Several limitations of our study should be acknowledged. First, GPs participation was selective. GPs who volunteered to participate in the study could have been especially interested in mental health, however socio-occupational characteristics such as gender, seniority and working time did not differ between GPs answering the Order of Medicine survey and those including patients and responding to the study questionnaire. The GP response rate could have been increased by repeated reminders. The requirement to include only patients consulting for mental distress at work for the first time limited the number of inclusions, but reduced selection bias. The use of the same questions in the Order of Medicine survey and in the study questionnaire allowed sample representativeness and the rate of GP consultation for mental distress at work to be assessed. A patient selection should also be considered, however the physicians participating in the study were instructed to ask all eligible patients to participate in the study. A third limitation was to do with the definitions of work-related psychiatric disorders: the attribution of work-relatedness makes by the GPs or the patient is subjective. For the measurement of GP-diagnosed psychiatric disorders, there were no standardized procedures for the diagnosis. This could have introduced bias in the measurement however in France GPs do not use standardized procedures to establish diagnoses of psychiatric disorders among their patient. Besides we have to cautious about the results because of the small sample size which does not allow the results to be generalized to the French population.
Conclusion
In the present study, most GPs in the Loire area reported difficulties in dealing with distress at work. Screening for the impaired physical and/or psychological health status in case of distress at work reported by the patient should guide the GP’s clinical approach. It is not the GP’s role to establish a link between symptoms and work. The slowness of reaching a diagnosis of mental distress at work is a real problem: it is alarming to find that patients wait several weeks or even years before consulting their GP, despite experiencing impact on family life and health. For preventive purposes, the factors underlying such complaints need to be clarified.
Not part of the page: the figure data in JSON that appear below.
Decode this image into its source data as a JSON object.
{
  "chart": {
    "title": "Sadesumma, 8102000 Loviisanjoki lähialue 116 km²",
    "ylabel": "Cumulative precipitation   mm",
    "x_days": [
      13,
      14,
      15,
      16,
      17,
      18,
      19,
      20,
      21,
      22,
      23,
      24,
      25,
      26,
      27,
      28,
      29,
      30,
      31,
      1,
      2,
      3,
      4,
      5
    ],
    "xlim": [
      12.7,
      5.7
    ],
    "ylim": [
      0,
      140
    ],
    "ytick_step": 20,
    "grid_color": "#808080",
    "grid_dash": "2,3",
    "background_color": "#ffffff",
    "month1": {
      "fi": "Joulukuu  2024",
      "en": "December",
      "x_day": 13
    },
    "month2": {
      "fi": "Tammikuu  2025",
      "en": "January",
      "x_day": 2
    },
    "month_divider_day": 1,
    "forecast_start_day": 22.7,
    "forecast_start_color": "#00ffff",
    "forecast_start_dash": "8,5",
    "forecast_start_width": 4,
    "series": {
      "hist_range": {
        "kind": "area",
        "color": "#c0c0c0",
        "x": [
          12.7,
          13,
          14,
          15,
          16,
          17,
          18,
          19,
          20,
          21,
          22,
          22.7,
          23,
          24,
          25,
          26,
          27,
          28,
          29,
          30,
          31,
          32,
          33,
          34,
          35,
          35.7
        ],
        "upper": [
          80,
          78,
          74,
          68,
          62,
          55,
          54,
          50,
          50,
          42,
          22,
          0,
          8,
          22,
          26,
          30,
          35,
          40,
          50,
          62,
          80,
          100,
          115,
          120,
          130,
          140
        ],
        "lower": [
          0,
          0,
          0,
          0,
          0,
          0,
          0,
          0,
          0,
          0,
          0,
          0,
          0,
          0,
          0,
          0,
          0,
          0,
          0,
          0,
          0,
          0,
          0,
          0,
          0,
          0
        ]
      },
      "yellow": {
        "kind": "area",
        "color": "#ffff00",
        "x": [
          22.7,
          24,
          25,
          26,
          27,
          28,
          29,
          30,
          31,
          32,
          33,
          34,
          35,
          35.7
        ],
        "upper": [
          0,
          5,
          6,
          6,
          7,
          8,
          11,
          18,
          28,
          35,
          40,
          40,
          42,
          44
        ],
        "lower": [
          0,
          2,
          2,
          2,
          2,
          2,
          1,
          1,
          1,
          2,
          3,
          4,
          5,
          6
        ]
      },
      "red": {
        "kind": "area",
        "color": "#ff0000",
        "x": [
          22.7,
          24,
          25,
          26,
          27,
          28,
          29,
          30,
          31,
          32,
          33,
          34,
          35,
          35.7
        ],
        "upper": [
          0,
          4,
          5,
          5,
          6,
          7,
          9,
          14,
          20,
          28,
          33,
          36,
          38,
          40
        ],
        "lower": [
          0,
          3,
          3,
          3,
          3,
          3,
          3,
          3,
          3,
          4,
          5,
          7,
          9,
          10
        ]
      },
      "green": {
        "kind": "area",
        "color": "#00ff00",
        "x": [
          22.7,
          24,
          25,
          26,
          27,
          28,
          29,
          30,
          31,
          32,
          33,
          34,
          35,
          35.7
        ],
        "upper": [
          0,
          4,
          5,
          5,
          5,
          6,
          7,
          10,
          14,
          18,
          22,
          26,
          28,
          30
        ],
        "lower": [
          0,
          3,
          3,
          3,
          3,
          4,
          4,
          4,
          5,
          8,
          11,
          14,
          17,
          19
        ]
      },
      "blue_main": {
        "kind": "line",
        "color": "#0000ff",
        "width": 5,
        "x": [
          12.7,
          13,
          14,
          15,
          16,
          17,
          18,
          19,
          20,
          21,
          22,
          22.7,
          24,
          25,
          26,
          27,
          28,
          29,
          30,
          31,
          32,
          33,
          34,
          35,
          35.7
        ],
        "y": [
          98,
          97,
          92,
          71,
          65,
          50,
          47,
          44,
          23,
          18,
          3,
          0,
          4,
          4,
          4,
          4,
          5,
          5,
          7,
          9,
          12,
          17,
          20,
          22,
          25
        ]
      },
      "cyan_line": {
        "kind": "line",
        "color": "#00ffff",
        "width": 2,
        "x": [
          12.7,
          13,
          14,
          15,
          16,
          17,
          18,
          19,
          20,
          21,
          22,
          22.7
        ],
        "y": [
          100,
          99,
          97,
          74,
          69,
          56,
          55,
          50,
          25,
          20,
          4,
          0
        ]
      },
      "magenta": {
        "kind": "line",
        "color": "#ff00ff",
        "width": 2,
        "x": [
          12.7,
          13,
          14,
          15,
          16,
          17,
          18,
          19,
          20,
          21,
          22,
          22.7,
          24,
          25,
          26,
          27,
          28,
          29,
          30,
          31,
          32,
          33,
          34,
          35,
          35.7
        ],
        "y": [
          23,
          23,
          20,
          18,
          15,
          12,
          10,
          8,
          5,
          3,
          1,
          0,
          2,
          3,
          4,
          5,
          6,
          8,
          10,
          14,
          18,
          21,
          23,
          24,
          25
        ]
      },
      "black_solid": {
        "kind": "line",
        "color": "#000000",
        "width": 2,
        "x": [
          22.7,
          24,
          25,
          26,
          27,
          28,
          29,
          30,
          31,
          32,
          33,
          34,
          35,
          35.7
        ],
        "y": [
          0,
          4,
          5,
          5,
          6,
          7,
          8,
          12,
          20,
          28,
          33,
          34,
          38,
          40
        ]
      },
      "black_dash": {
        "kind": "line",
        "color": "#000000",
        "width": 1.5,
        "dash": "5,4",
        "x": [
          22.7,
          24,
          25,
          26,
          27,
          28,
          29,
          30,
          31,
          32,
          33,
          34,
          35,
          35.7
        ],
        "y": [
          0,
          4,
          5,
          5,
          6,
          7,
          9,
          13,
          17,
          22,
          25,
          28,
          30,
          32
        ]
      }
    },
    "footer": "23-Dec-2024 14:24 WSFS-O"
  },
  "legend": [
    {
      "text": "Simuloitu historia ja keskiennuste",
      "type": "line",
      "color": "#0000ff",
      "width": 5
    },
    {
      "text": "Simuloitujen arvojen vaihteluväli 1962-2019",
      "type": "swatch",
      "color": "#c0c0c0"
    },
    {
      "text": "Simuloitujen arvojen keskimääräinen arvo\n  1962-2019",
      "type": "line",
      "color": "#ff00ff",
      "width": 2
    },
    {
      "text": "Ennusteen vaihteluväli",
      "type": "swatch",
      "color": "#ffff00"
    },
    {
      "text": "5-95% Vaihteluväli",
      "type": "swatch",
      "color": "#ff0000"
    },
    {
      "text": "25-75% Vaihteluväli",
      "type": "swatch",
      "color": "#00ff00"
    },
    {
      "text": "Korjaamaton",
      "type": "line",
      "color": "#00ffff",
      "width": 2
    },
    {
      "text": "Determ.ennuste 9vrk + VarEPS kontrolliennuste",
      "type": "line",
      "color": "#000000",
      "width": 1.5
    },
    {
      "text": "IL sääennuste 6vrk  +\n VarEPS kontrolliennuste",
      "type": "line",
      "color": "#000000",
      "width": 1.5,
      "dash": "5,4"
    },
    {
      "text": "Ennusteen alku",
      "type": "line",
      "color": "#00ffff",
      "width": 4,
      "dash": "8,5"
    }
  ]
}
Referral to occupational medicine could be improved by improving communication between patient and GP. It should be borne in mind that all employees have the right to ask for a consultation with their occupational physician [17]. The present study highlights the importance of reporting negative experience of working conditions and impaired mental health to the occupational physician, so that he or she can undertake preventive measures.
Conflict of interest
The authors declare that they have no competing interests.
Funding
This research was supported in part by the University Hospital from Saint-Etienne.